FINAL ROUND

Without loss of generality we may assume that the positions of all hyperbolae, lines, and points look like in the figure (otherwise we can rotate the plane by the angle which is a multiple of $90^{\circ }$, and rename the points).
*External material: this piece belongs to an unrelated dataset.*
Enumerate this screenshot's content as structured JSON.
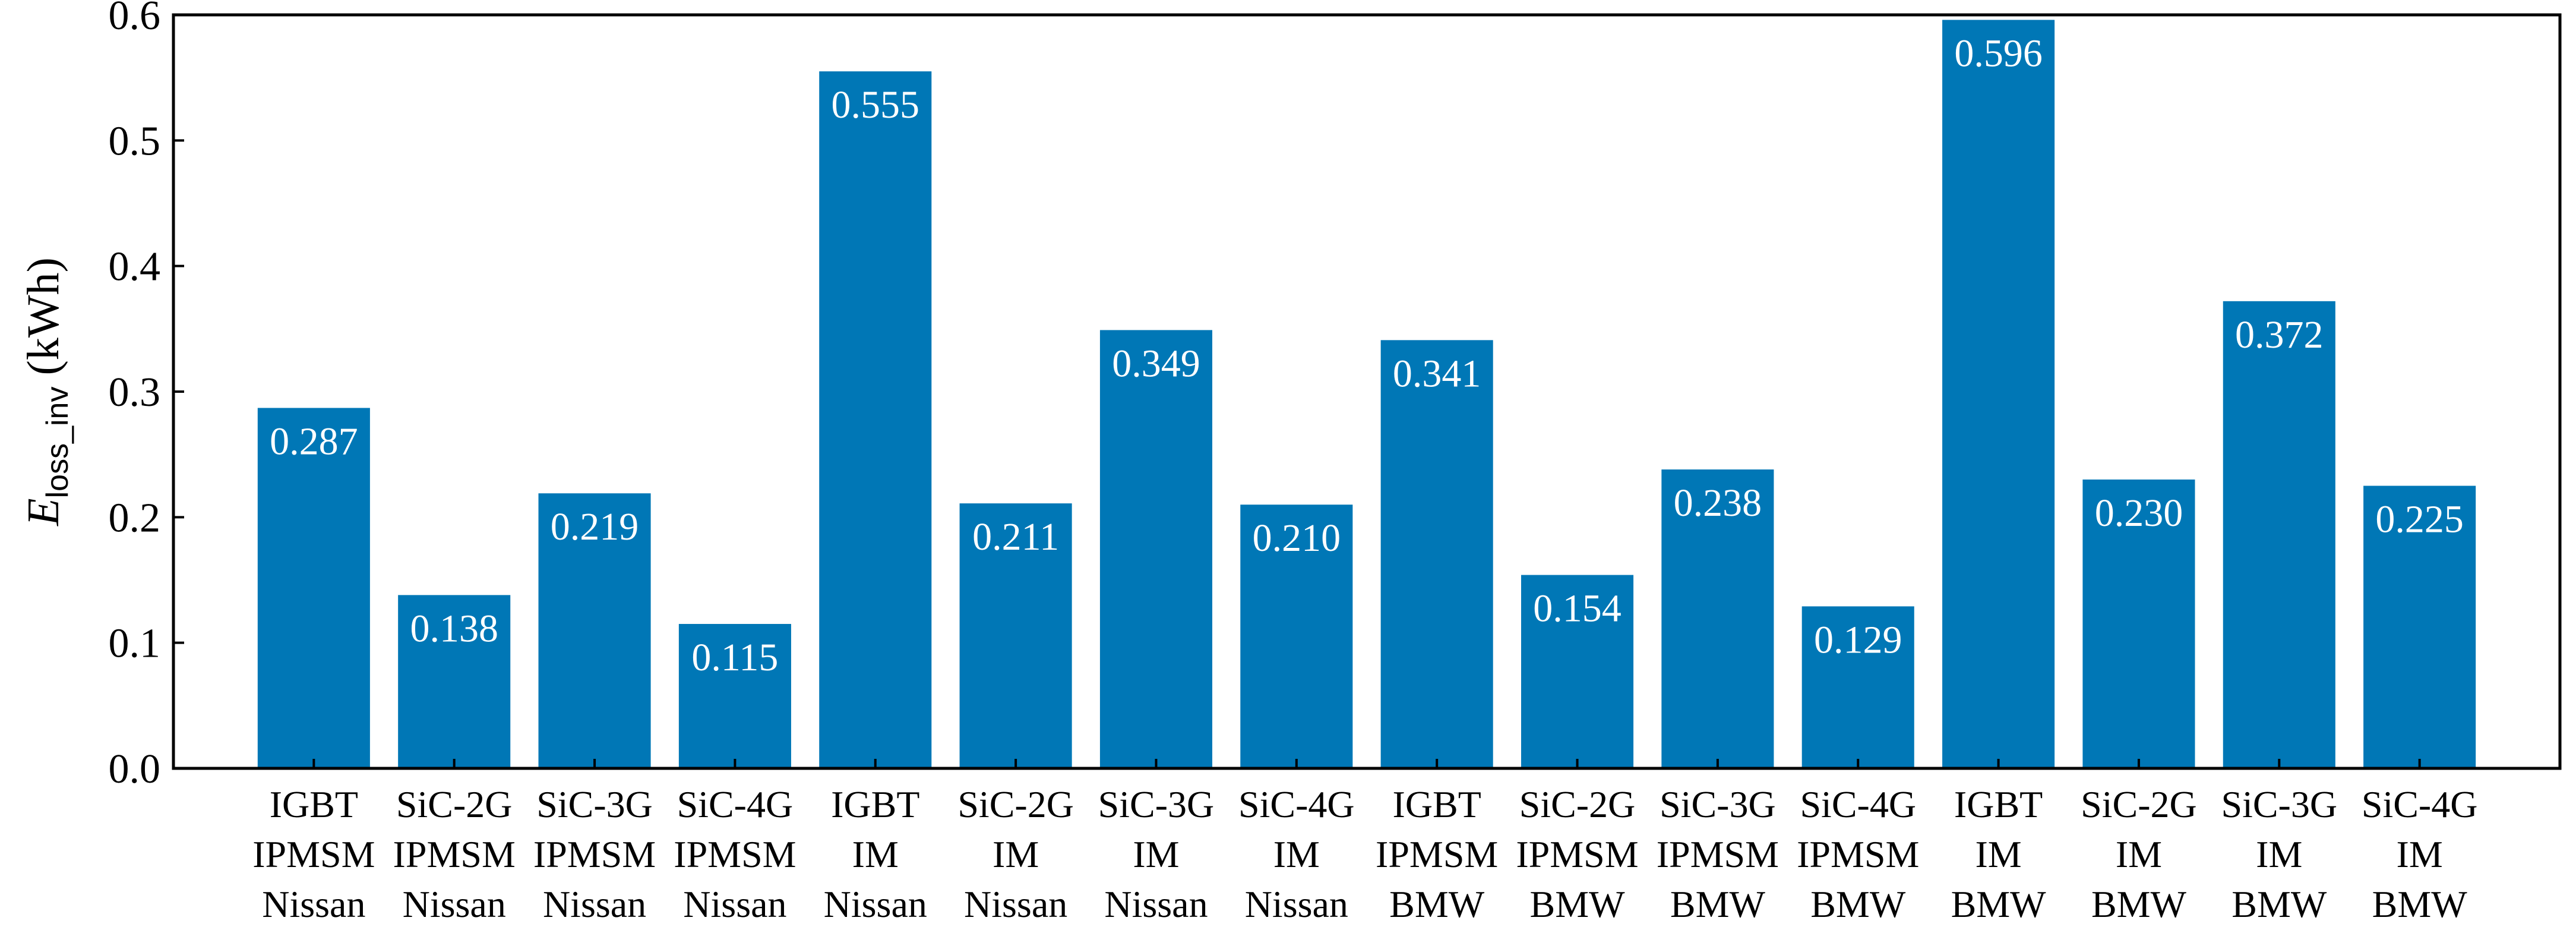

Let $A(a;1/a)$, $B(b;1/b)$, $C(c;-1/c)$, $D(d,-1/d)$. Note that all numbers $a$, $b$, $c$, $d$ are pairwise distinct and $c<0$, $d>a>b>0$. Since the derivative of the function $y(x)=1/x$ is equal to $y^{\prime }(x)=-1/x^2$, the equations of the tangents to $H_1$ at $A$ and $B$ have the forms $$y=-\frac{1}{a^2}(x-a)+\frac{1}{a}\text{and}y=-\frac{1}{b^2}(x-b)+\frac{1}{b}.$$ Let $M(x_M;y_M)$ be the point of intersection of these tangents, then $$-\frac{1}{a^2}(x-a)+\frac{1}{a}=-\frac{1}{b^2}(x-b)+\frac{1}{b},\text{so }{x}_M=\frac{2ab}{a+b}.\text{Therefore}$$ $$y_M=-\frac{1}{a^2}(x_M-a)+\frac{1}{a}=\frac{2}{a+b}.$$

Similarly, since the derivative of the function $y(x)=-1/x$ is equal to $y^{\prime }(x)=1/x^2$, the equations of the tangents to $H_2$ at $C$ and $D$ have the forms $$y=\frac{1}{c^2}(x-c)-\frac{1}{c}\text{and}y=\frac{1}{d^2}(x-d)-\frac{1}{d}.$$ Let $N(x_N;y_N)$ be the point of intersection of these tangents, then $$\frac{1}{c^2}(x-c)-\frac{1}{c}=\frac{1}{d^2}(x-d)-\frac{1}{d},\text{so }{x}_N=\frac{2cd}{c+d}.\text{Therefore}$$ $$y_N=\frac{1}{c^2}(x_N-c)-\frac{1}{c}=-\frac{2}{c+d}.$$ Since $A$, $B$, $C$, $D$ belong to the same line, we have $a+b=c+d$ and $ab=-cd$ (see the solution of Problem C.1). Hence $x_M=-x_N$ and $y_M=-y_N$, i.e., $M$ and $N$ are symmetric with respect to the origin.